Taryn Hoffmann-Torres, senior business honors student, went into the workforce after graduating high school because her parents never encouraged her to pursue a higher education.
At the time, no one in her family had attended college. Like her parents, Hoffmann had to work full time, move out and earn her bread independently.
In 2001, Hoffmann-Torres moved to Germany for an internship that she received through her volunteer work for civil service community projects. After civil service, Hoffmann-Torres went into sales and eventually became an administrative assistant.
She left Germany at the end of 2009 and decided to enroll in college a year later, in search of something more fulfilling.
While in college, she came across the Accounting Society, a professional student organization within Cal State Fullerton’s Mihaylo College of Business and Economics. This organization aims to promote social interaction with business professionals and accounting as an area of concentration.
Through this society, students like Hoffman-Torres are exposed to opportunities for networking and career development.
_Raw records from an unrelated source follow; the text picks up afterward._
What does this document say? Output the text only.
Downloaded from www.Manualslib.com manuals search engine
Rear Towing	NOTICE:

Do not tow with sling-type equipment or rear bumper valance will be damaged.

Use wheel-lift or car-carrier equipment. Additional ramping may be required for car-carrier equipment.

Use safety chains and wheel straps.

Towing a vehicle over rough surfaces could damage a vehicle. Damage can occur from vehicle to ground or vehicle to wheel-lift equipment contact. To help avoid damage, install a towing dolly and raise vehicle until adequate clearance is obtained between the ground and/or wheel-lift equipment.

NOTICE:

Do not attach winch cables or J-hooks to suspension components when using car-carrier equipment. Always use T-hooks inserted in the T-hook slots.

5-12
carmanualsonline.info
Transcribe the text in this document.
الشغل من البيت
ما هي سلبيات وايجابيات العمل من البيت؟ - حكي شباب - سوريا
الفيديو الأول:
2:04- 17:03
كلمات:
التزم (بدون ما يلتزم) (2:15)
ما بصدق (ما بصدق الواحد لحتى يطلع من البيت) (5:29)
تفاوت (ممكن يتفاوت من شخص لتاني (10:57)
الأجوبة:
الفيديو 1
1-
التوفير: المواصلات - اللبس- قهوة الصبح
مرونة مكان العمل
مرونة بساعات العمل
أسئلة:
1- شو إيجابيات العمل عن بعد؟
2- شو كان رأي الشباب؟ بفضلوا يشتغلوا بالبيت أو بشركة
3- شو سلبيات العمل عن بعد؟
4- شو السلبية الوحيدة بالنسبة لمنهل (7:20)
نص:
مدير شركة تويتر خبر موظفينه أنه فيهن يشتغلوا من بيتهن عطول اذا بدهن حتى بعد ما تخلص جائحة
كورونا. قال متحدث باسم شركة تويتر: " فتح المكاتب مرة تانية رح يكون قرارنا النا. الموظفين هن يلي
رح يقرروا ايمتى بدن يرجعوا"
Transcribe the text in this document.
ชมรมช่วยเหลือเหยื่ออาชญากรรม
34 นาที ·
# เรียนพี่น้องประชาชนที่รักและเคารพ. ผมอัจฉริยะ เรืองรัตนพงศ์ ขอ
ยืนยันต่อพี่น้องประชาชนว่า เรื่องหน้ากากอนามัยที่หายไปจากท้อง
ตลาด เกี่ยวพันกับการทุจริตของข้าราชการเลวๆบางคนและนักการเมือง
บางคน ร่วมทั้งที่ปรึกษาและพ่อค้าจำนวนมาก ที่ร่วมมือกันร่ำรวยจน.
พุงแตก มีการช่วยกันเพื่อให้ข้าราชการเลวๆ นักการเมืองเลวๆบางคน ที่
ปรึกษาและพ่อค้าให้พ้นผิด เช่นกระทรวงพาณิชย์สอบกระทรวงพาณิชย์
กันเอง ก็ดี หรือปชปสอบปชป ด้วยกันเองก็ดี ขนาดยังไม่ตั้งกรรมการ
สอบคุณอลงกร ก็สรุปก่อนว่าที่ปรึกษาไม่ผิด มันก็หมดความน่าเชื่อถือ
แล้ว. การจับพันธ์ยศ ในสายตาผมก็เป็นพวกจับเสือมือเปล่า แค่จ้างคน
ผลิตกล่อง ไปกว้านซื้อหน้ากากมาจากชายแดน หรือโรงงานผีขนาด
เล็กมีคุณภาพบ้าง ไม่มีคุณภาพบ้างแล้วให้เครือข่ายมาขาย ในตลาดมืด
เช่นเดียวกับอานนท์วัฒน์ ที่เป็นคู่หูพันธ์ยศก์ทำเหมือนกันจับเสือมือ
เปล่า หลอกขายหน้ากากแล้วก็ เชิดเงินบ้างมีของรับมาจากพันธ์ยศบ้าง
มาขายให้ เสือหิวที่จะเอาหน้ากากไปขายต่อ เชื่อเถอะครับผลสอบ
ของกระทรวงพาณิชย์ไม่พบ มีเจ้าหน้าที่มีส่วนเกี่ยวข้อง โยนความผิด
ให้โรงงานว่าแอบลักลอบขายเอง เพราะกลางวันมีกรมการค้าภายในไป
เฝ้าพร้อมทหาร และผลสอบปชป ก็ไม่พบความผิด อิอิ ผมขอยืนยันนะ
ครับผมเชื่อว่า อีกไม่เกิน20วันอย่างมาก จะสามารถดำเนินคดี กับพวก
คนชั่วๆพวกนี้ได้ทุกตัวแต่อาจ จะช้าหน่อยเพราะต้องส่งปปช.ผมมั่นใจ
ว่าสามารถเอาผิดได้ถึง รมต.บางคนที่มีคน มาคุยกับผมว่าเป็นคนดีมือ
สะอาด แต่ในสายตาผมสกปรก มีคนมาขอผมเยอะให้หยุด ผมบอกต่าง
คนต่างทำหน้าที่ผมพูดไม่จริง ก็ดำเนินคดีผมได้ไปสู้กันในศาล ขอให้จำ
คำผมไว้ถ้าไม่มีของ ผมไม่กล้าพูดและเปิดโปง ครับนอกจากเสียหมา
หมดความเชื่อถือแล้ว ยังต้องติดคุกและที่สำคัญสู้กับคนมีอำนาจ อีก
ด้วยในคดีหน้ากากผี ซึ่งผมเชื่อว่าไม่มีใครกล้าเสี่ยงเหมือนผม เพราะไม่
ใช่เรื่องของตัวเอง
She is now the Vice President Correspondence of the society.
“I’ve never considered myself to be at a good position because an administrative assistant never really advances,” Hoffmann-Torres said. “In Europe, much like here, they want to see a degree … I felt frustrated that I was not able to establish a career in the corporate world without a degree.”
Hoffmann-Torres found herself maturing very quickly because she traveled at such an early age and was alone in a country where she did not have family. Learning a different language and getting used to a different mentality outside of her own was a difficult transition for her.
“I know if I went to college years before, I definitely would not have approached it the way I did today,” Hoffmann said. “Today I am a business honors student, today I am heavily involved in the Accounting Society, and today I also mentor a lot of young students. I don’t believe I could have done that back then.”
Hoffmann-Torres felt she was lucky to be able to pursue her career in a better setting compared to her fellow classmates who struggle working a full-time job and attending school full time.
In order to graduate sooner and accumulate her units, Hoffmann-Torres was able to open an online jewelry shop with the support of her husband and dedicated the extra time to school.
However, this was temporary and her sights were still set on a successful career.
Hoffmann-Torres said acquiring an internship during your college career provides a solid gateway to a full-time position.
This past summer, she received the opportunity to intern for Deloitte, a Fortune 500 company.
CSUF’s Accounting Society has direct connections with various firms that students are able to get involved with. The club gave her the opportunity to meet with professionals from the top four accounting firms which include: Deloitte, PricewaterhouseCoopers, Ernst & Young and KPMG.
Accounting Society President, Cindy Martinez, said they give their members plenty of opportunities to gain exposure to companies, and Hoffman is a great example of how important it is to get involved.
“Our most popular event is Meet the Firms. This semester we have over 50 companies attending this event,” Martinez said. “And they will be heavily recruiting for internships and full-time positions.”
The possibilities increase if students take advantage of the events available and make their presence known to the recruiters, Martinez said.
Hoffman-Torress’ position as a global intern brought her to Brazil, and once again she found herself in a foreign country.
Hoffmann-Torres was faced with the challenge of learning Portuguese within a short period of time. Deloitte provided her with Rosetta Stone to learn the language three months in advance.
The first four weeks of her internship were spent working in local sites as well as training at the University of Deloitte in Texas. The last four weeks were spent working on sites in Fortaleza, Brazil.
Every morning, Hoffmann -Torres had breakfast and the concierge would wave her down to take a taxi to her client site for the day. Deloitte paid for all her expenses including taxi fares, flight expenses and food throughout her time there.
In spite of the thousands of students who applied for this internship, Hoffmann-Torres was very fortunate to be one of the 17 interns chosen by Deloitte.
“I hope to begin my promising career with Deloitte, and then after a few years, begin to apply for their Global Development Program (GDP), and see what opportunities become available to me,” Hoffmann-Torres said.
Hoffmann-Torres accepted a full-time contract offered to her by Deloitte and she will start working with them after the completion of her bachelor’s in May. She does not plan to pursue her master’s.